I also added the output JARs from the build to the project, and all the 3rd party JARs used by the app.
With all of this in place, I could set breakpoints, step line-by-line, and most importantly, evaluate expressions in the expression pane.
However, with the most recent versions of Eclipse (2023-09 and 2023-12 tested), expressions don't work. This is horrific! Having to rebuild with logging or print commands makes things much more difficult. Expressions added show no output, and I believe this is connected to what happens when I press ctrl+shift+I after selecting a variable in the code near the breakpoint, which reports,
java.lang.reflect.InvocationTargetException: Unable to evaluate the selected expression:
To perform an evaluation, an expression must be compiled in the context of a Java project's build path.

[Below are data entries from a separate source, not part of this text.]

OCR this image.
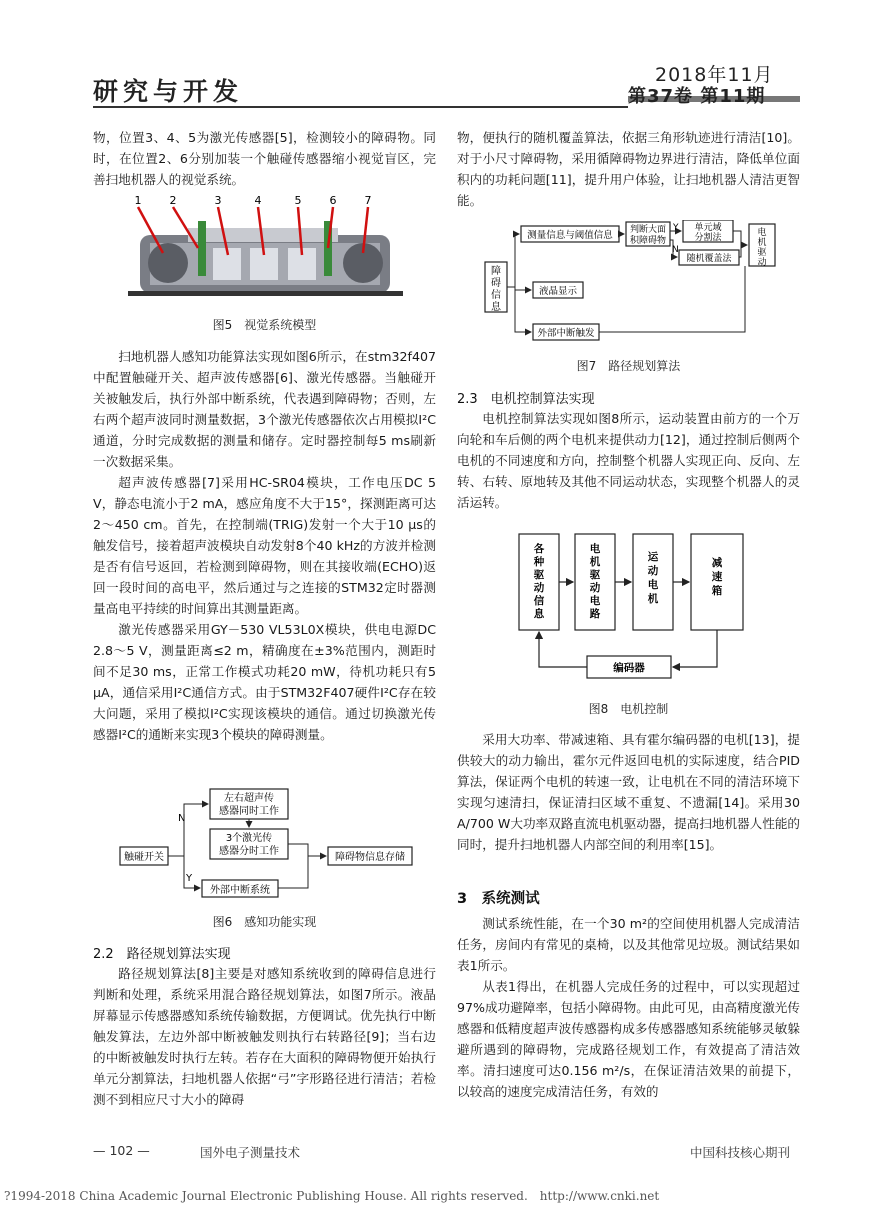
研究与开发
2018年11月
第37卷 第11期

物，位置3、4、5为激光传感器[5]，检测较小的障碍物。同时，在位置2、6分别加装一个触碰传感器缩小视觉盲区，完善扫地机器人的视觉系统。

1	2	3	4	5	6	7
图5　视觉系统模型

扫地机器人感知功能算法实现如图6所示，在stm32f407中配置触碰开关、超声波传感器[6]、激光传感器。当触碰开关被触发后，执行外部中断系统，代表遇到障碍物；否则，左右两个超声波同时测量数据，3个激光传感器依次占用模拟I²C通道，分时完成数据的测量和储存。定时器控制每5 ms刷新一次数据采集。

超声波传感器[7]采用HC-SR04模块，工作电压DC 5 V，静态电流小于2 mA，感应角度不大于15°，探测距离可达2～450 cm。首先，在控制端(TRIG)发射一个大于10 μs的触发信号，接着超声波模块自动发射8个40 kHz的方波并检测是否有信号返回，若检测到障碍物，则在其接收端(ECHO)返回一段时间的高电平，然后通过与之连接的STM32定时器测量高电平持续的时间算出其测量距离。

激光传感器采用GY－530 VL53L0X模块，供电电源DC 2.8～5 V，测量距离≤2 m，精确度在±3%范围内，测距时间不足30 ms，正常工作模式功耗20 mW，待机功耗只有5 μA，通信采用I²C通信方式。由于STM32F407硬件I²C存在较大问题，采用了模拟I²C实现该模块的通信。通过切换激光传感器I²C的通断来实现3个模块的障碍测量。

左右超声传
感器同时工作
3个激光传
感器分时工作
触碰开关	障碍物信息存储
外部中断系统
N
Y
图6　感知功能实现
2.2　路径规划算法实现

路径规划算法[8]主要是对感知系统收到的障碍信息进行判断和处理，系统采用混合路径规划算法，如图7所示。液晶屏幕显示传感器感知系统传输数据，方便调试。优先执行中断触发算法，左边外部中断被触发则执行右转路径[9]；当右边的中断被触发时执行左转。若存在大面积的障碍物便开始执行单元分割算法，扫地机器人依据“弓”字形路径进行清洁；若检测不到相应尺寸大小的障碍

物，便执行的随机覆盖算法，依据三角形轨迹进行清洁[10]。对于小尺寸障碍物，采用循障碍物边界进行清洁，降低单位面积内的功耗问题[11]，提升用户体验，让扫地机器人清洁更智能。

障碍信息
测量信息与阈值信息 判断大面
积障碍物
单元域
分割法
随机覆盖法
电机驱动
液晶显示
外部中断触发
Y
N
图7　路径规划算法
2.3　电机控制算法实现

电机控制算法实现如图8所示，运动装置由前方的一个万向轮和车后侧的两个电机来提供动力[12]，通过控制后侧两个电机的不同速度和方向，控制整个机器人实现正向、反向、左转、右转、原地转及其他不同运动状态，实现整个机器人的灵活运转。

各种驱动信息
电机驱动电路
运动电机
减速箱
编码器
图8　电机控制

采用大功率、带减速箱、具有霍尔编码器的电机[13]，提供较大的动力输出，霍尔元件返回电机的实际速度，结合PID算法，保证两个电机的转速一致，让电机在不同的清洁环境下实现匀速清扫，保证清扫区域不重复、不遗漏[14]。采用30 A/700 W大功率双路直流电机驱动器，提高扫地机器人性能的同时，提升扫地机器人内部空间的利用率[15]。

3　系统测试

测试系统性能，在一个30 m²的空间使用机器人完成清洁任务，房间内有常见的桌椅，以及其他常见垃圾。测试结果如表1所示。

从表1得出，在机器人完成任务的过程中，可以实现超过97%成功避障率，包括小障碍物。由此可见，由高精度激光传感器和低精度超声波传感器构成多传感器感知系统能够灵敏躲避所遇到的障碍物，完成路径规划工作，有效提高了清洁效率。清扫速度可达0.156 m²/s，在保证清洁效果的前提下，以较高的速度完成清洁任务，有效的

— 102 —	国外电子测量技术	中国科技核心期刊
?1994-2018 China Academic Journal Electronic Publishing House. All rights reserved.　http://www.cnki.net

The current execution context is not associated with a Java project in the workspace.
at org.eclipse.jdt.internal.debug.ui.actions.EvaluateAction$1.run(EvaluateAction.java:270)
at org.eclipse.jface.operation.ModalContext$ModalContextThread.run(ModalContext.java:122)
The Java project for the new Eclipses was built in the same way, with the src directory in the project linked to the external Java source. All the fixes for this problem on the web say to make sure that you're linking to the same source and libraries in the project, but as mentioned the app wasn't built with an Eclipse project in my case, as it's an external app. So this is not possible as a solution.
Am I stuck using Eclipse from 2017 or switching to IntelliJ? Why would the devs have made such a mind-boggling change that breaks an important feature? Is my take on this correct and if so would filing a bug have a chance of getting this fixed?